My garden is full of black walnuts; my front yard is filled with spiky chestnuts, both from trees planted multiple generations of homeowners ago. The squirrels scramble to gather as many as they can before the inevitable snows fall and every morning, I must remind my son to wear a sweatshirt despite his 9-year-old-boy protestations that it isn't really cold outside.

Time itself somehow becomes more precious, and I try to hoard it by refusing to spend it on any but the most needful pursuits. Like corn mazes and choosing the right pumpkins for the front porch. Excluding my family, I spend less time with the people I most love and this feeds the malaise of the season, making it all to easy to overlook the gift of being in a time and place that is home.

And then the silliest, most inconsequential things remind me that place and belonging are matters of choice, and that I have chosen well.

Saturday, October 1, 2011


We were supposed to be at Scout camp today. My little one is finally a Webelo, and we were going to our first overnight at the big Scout camp. We should be doing things like archery, shooting BB guns, and eating hobo dinners. Tonight, we would sit around the campfire singing goofy songs and eating s'mores before crashing in our tent. Yes, tent.

Instead, it is 45 degrees and raining outside. Between the weather and that fact that we've both been sick with respiratory ick, well, the tent we've borrowed will remain safely in the back of my car.

Sure, it's turned fall pretty quickly out there. I have a pot of onion soup simmering, the yard needs raking, and I would really enjoy a nap right about now. That said, I tend to think of this as back to school season--the real fall (for me) comes when we hit the corn mazes, make things out of pumpkins and drink cider in its various forms (warm, cold, spiced, straight, spiked).

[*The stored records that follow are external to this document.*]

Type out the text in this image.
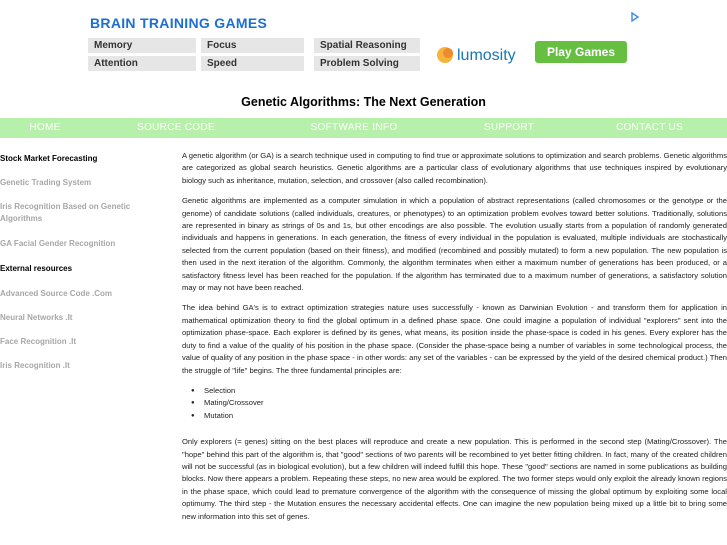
BRAIN TRAINING GAMES
Memory	Focus	Spatial Reasoning
Attention	Speed	Problem Solving	lumosity	Play Games
Genetic Algorithms: The Next Generation
HOME	SOURCE CODE	SOFTWARE INFO	SUPPORT	CONTACT US
Stock Market Forecasting
Genetic Trading System
Iris Recognition Based on Genetic Algorithms
GA Facial Gender Recognition
External resources
Advanced Source Code .Com
Neural Networks .It
Face Recognition .It
Iris Recognition .It

A genetic algorithm (or GA) is a search technique used in computing to find true or approximate solutions to optimization and search problems. Genetic algorithms are categorized as global search heuristics. Genetic algorithms are a particular class of evolutionary algorithms that use techniques inspired by evolutionary biology such as inheritance, mutation, selection, and crossover (also called recombination).

Genetic algorithms are implemented as a computer simulation in which a population of abstract representations (called chromosomes or the genotype or the genome) of candidate solutions (called individuals, creatures, or phenotypes) to an optimization problem evolves toward better solutions. Traditionally, solutions are represented in binary as strings of 0s and 1s, but other encodings are also possible. The evolution usually starts from a population of randomly generated individuals and happens in generations. In each generation, the fitness of every individual in the population is evaluated, multiple individuals are stochastically selected from the current population (based on their fitness), and modified (recombined and possibly mutated) to form a new population. The new population is then used in the next iteration of the algorithm. Commonly, the algorithm terminates when either a maximum number of generations has been produced, or a satisfactory fitness level has been reached for the population. If the algorithm has terminated due to a maximum number of generations, a satisfactory solution may or may not have been reached.

The idea behind GA's is to extract optimization strategies nature uses successfully - known as Darwinian Evolution - and transform them for application in mathematical optimization theory to find the global optimum in a defined phase space. One could imagine a population of individual "explorers" sent into the optimization phase-space. Each explorer is defined by its genes, what means, its position inside the phase-space is coded in his genes. Every explorer has the duty to find a value of the quality of his position in the phase space. (Consider the phase-space being a number of variables in some technological process, the value of quality of any position in the phase space - in other words: any set of the variables - can be expressed by the yield of the desired chemical product.) Then the struggle of "life" begins. The three fundamental principles are:

● Selection
● Mating/Crossover
● Mutation

Only explorers (= genes) sitting on the best places will reproduce and create a new population. This is performed in the second step (Mating/Crossover). The "hope" behind this part of the algorithm is, that "good" sections of two parents will be recombined to yet better fitting children. In fact, many of the created children will not be successful (as in biological evolution), but a few children will indeed fulfill this hope. These "good" sections are named in some publications as building blocks. Now there appears a problem. Repeating these steps, no new area would be explored. The two former steps would only exploit the already known regions in the phase space, which could lead to premature convergence of the algorithm with the consequence of missing the global optimum by exploiting some local optimumy. The third step - the Mutation ensures the necessary accidental effects. One can imagine the new population being mixed up a little bit to bring some new information into this set of genes.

Back to school season, on the other hand, includes things like new pencils, bus schedules, and bought v home-packed lunches. This year, it also means that CS gets to learn how to play an instrument (the cello), join the snow sports club (snowboard), and he's decided to try a new sport (ice hockey even though he's never played, and doesn't know how to skate).

Of these, the most unexpected was his decision to try hockey.

Before the move here, he had zero interest in any organized sport. Or disorganized sport either, if I'm honest. His willingness to try new things was limited to TV programs, and all too often his fear of failure kept him from participating in new things.

I don't know what it is about his place, but something has empowered this kid. I first noticed it last year, when he joined the chess club. I assumed he'd go once or twice and then drop out. He surprised me by sticking with it. Not only did he stay with it, but he went back week after week and never won a game. I'd pick him up after school, ask how he did, and he'd say things like "I lost, but next week I'm going to try a different move and see if it goes better." Come spring, he wanted to play lacrosse and I said "only if you commit to the whole season." He's a terrible player, but loves the sport and is looking forward to going back next year. Before coming here, he would've walked away without even a backward glance.

In education we call this perseverance. Perseverance is marked by a willingness to keep trying, even when we might fail, and the ability to look at failure and make plans to keep going. I don't know what changed, but I do know that each time he tries something new and goes back for more; each time he fails but gets back up and keeps going, I lose my breath to a rush of gratitude.

So here we are, at the opening volley of another school year. There are new friends to make, a cello to play, hockey equipment to beg, borrow, steal, or (if we must) buy. Lunches to pack, buses to catch, Iroquois longhouses to build. There will be joy, and loss, and another chance to camp out with the Webelos. We don't get to predict what comes next, and don't get to control much outside of our own tiny selves, but we will persevere.

I'm a little disappointed that we're not camping tonight, but mostly I'm looking forward to onion soup and a chance to cuddle with my kid while we watch Ghostbusters. Tomorrow is soon enough for cello practice and hockey equipment.